Au troisième jour du mois de Ramadan, les prix du poisson enregistrent des variations sensibles sur les marchés d’Agadir, notamment au marché d’Al Massira.

Le kilo de sardines varie entre 20 et 25 dirhams, avec une baisse possible autour de 12 dirhams prochainement. Les crevettes s’établissent entre 90 et 120 dirhams, le merlan entre 55 et 70 dirhams, et le calamar ainsi que la sole entre 90 et 110 dirhams.

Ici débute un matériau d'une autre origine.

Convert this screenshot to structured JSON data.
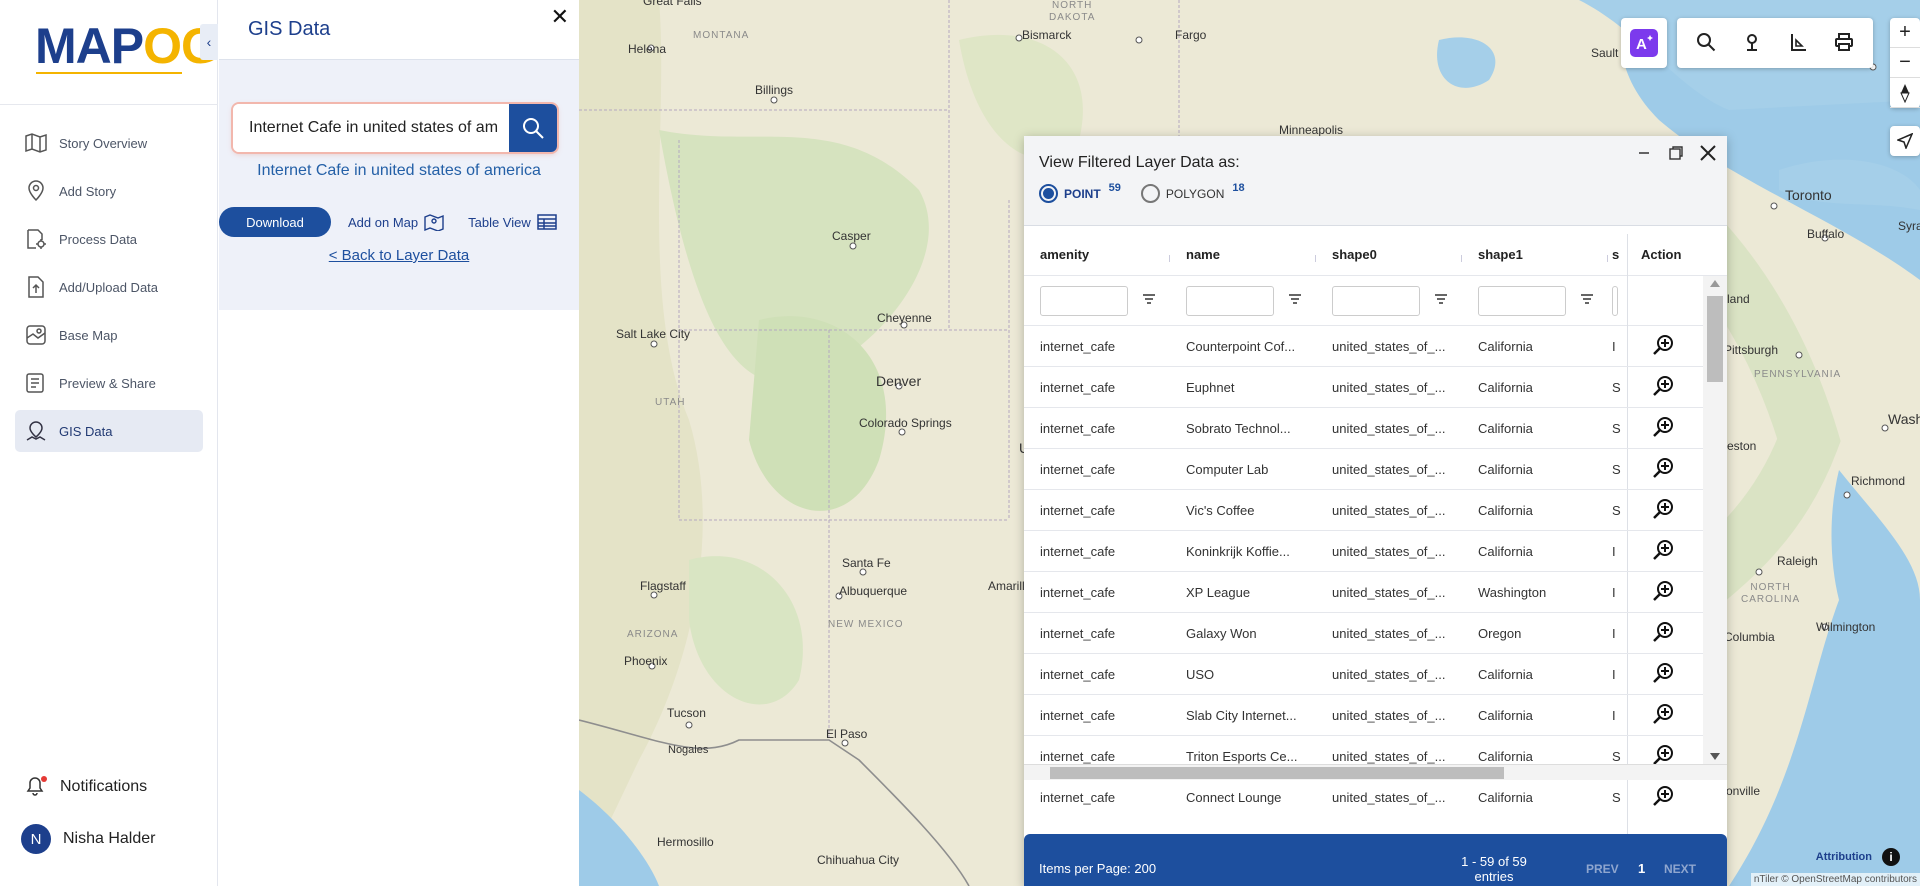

Sur le marché du poisson d’Al Massira, plusieurs commerçants constatent un renchérissement notable, notamment pour la sardine, produit phare de la consommation marocaine durant le mois sacré, période où la demande connaît traditionnellement un pic.

Mohamed, vendeur de sardines, explique que les prix ont effectivement augmenté. Selon lui, cette situation s’explique principalement par des conditions météorologiques défavorables et par la faible disponibilité de cette espèce à cette période de l’année. Il se veut toutefois rassurant, estimant que cette phase ne devrait pas durer et que les prix pourraient revenir à des niveaux plus accessibles dans les prochains jours.

Le professionnel précise également que les écarts constatés s’expliquent par la qualité et la taille du produit. Les petites sardines restent plus abordables, tandis que les calibres plus importants se vendent à des tarifs plus élevés. Malgré ces fluctuations, la demande demeure soutenue.

De son côté, Khalid, également vendeur au marché d’Al Massira, assure que les différentes espèces de poissons restent disponibles en quantités suffisantes et à des prix globalement raisonnables. Il reconnaît néanmoins que le mois de Ramadan s’accompagne d’une forte affluence, susceptible d’entraîner des ajustements ponctuels à la hausse. Cette pression sur la demande constitue, selon lui, un facteur déterminant dans les variations observées.

Les professionnels écartent toutefois l’hypothèse d’une augmentation durable dans les jours à venir, misant sur une amélioration de l’approvisionnement et une offre plus abondante au cours des prochaines semaines, ce qui pourrait stabiliser, voire faire baisser les tarifs.

Reste que pour de nombreux ménages, ces fluctuations, même qualifiées de légères par les professionnels, s’ajoutent à la hausse d’autres produits alimentaires et ravivent les préoccupations liées au pouvoir d’achat, particulièrement sensibles durant le mois de Ramadan.